YOUTH'S UNFETTERED TRAVELS, however naïvely they are executed, are of utmost importance. The furled photographs and muddled recollections of past adventures will one day snap the scoliosis from our tired spines and prompt us to set fire to our yellowing laundry lists. For Zach Condon, those early sojourns remain intact in his catalog, with albums demarcating some of the worldly obsessions indulged in his brief existence. After years of chasing culture shock down ancient trade routes, dining slowly with French chansons, and hiring interpreters to translate curious Zapotec tonemes, it appears that Beirut's wide-eyed, precocious frontman has temporarily ceased his tromping and retreated inward to take a good look at the wiring.
While this activity is often associated with some risk—in solitude, we must work with careful hands, so as not to become an endless conduit for our own charged emotions—Condon's spiritual and corporeal homecoming has successfully yielded a more native fanfare.
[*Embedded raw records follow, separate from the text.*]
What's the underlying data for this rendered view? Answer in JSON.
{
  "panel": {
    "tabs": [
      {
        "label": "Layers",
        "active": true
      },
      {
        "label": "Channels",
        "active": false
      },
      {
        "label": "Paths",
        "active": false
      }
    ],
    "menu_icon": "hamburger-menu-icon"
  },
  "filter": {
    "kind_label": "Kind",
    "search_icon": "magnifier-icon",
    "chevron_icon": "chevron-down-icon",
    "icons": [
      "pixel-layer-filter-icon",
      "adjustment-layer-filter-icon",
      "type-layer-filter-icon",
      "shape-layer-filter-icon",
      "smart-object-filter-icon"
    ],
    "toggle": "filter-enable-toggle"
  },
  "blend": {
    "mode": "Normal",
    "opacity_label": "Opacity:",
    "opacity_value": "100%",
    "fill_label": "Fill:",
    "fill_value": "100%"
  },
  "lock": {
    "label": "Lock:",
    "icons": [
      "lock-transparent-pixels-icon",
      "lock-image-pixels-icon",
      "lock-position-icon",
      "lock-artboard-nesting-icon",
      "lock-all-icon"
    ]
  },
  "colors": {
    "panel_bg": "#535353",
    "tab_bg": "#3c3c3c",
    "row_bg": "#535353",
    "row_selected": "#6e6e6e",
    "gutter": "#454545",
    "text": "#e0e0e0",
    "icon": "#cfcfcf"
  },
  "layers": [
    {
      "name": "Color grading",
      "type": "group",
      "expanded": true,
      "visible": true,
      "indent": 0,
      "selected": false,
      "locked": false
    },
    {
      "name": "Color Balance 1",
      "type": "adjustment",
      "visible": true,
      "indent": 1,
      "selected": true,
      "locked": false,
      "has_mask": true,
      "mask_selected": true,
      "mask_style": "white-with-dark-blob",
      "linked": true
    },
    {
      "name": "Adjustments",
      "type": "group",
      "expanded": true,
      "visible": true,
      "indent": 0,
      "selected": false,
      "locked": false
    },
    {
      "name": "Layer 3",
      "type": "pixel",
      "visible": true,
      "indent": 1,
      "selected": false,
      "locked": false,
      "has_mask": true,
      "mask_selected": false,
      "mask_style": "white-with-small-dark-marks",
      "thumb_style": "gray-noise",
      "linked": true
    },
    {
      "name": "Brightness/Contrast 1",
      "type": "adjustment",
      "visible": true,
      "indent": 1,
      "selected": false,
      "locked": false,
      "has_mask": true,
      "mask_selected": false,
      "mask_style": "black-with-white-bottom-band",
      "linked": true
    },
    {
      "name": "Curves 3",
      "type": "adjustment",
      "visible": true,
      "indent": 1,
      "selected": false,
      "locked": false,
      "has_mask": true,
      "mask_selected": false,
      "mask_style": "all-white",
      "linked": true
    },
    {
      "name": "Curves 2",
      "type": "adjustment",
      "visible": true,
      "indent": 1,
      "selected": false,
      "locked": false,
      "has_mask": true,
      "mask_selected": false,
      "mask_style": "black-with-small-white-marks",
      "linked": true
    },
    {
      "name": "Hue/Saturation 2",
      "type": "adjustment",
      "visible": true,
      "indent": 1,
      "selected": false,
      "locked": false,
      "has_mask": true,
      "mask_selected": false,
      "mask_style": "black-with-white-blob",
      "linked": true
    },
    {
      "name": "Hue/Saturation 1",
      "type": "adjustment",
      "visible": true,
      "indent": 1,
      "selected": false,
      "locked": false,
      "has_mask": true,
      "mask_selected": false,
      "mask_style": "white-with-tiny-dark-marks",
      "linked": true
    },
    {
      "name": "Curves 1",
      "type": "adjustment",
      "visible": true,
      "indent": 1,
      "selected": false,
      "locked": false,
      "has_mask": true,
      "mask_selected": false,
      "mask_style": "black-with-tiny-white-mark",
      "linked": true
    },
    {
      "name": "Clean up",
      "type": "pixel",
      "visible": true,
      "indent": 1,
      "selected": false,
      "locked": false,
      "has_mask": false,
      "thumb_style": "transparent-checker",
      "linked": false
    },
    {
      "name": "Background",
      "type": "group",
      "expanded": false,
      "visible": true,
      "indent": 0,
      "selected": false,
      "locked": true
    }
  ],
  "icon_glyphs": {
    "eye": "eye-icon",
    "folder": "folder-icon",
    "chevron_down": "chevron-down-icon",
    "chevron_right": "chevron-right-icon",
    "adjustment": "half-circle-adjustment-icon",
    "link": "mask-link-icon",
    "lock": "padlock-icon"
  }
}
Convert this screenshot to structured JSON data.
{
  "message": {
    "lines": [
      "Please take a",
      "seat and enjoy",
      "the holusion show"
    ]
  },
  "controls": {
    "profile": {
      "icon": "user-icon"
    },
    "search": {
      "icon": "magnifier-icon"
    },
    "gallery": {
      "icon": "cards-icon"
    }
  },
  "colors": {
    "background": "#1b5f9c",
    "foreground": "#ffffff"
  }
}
The Rip Tide is one Beirut record that does not come with prerequisites; it does not suggest that you exchange your life savings for a thin billfold of euros to fully grasp its purpose, as the Balkanese fever dreams of 2006's Gulag Orkestar, and 2007's Francophilian The Flying Club Cup might encourage. In fact, there are no distinct locations about which to truly daydream in the stout 33 minutes of the band's third full-length; the landscapes described are largely personal, with music that feels almost intangibly matured.
For instance, the opening song, "A Candle's Fire," stands out immediately. Not because it sounds fundamentally different from other Beirut songs—it begins with the wheezing accordion, adding ukulele and a panoply of brass to frame Condon's characteristic warble. Rather, it possesses a litheness about it that screams live synthesis. It doesn't feel crowded by loop-de-loops of overdubbing, as much of the band's past material, and sure enough, The Rip Tide is the first album that has been truly constructed by the band in the studio.
Moreover, "A Candle's Fire" deals (quite exuberantly) in mortality, while Condon pleads, "Don't forget, a candle's fire/is only just a flame." This concept, the disintegration of invincibility, is something that comes with age, especially when there is a certain amount of time and space put between loved ones. And surely, Condon has had time to reflect upon this in the four years since the last true Beirut release, The Flying Club Cup. (One half of Beirut's double EP, March of the Zapotec/Holland, was beautifully recorded with a native Oaxacan funeral band, while the rest of the 2009 recording was a resurgence of Condon's first electro-pop bedroom project, Realpeople.)
Furthermore, "Santa Fe" is a bright beacon of Beirut's increasingly distinct style. It's a roaring confluence of Condon's billowy, synth-laden beginnings and the indelible brass over which he fawns: the kind that marches along past the band with greening, unpolished crevices and wise old tones. The song rightfully bears the name of Condon's hometown, for home is quite often the best place to regain clarity and purpose. This theme recurs throughout the record, particularly in the song "Vagabond," where Condon sings, "Left a bag of bones/a trail of stones/for to find my way home."
Life tends to occur very quickly, much like the album's namesake, that wily current that sweeps you right out to sea without your consent. However, it's important that you don't fight it; Zach Condon and Beirut have melded images and influences thus far, coming together to whittle a sound all their own. And thus, it's doubtful you'll be finding them in ruin anytime soon.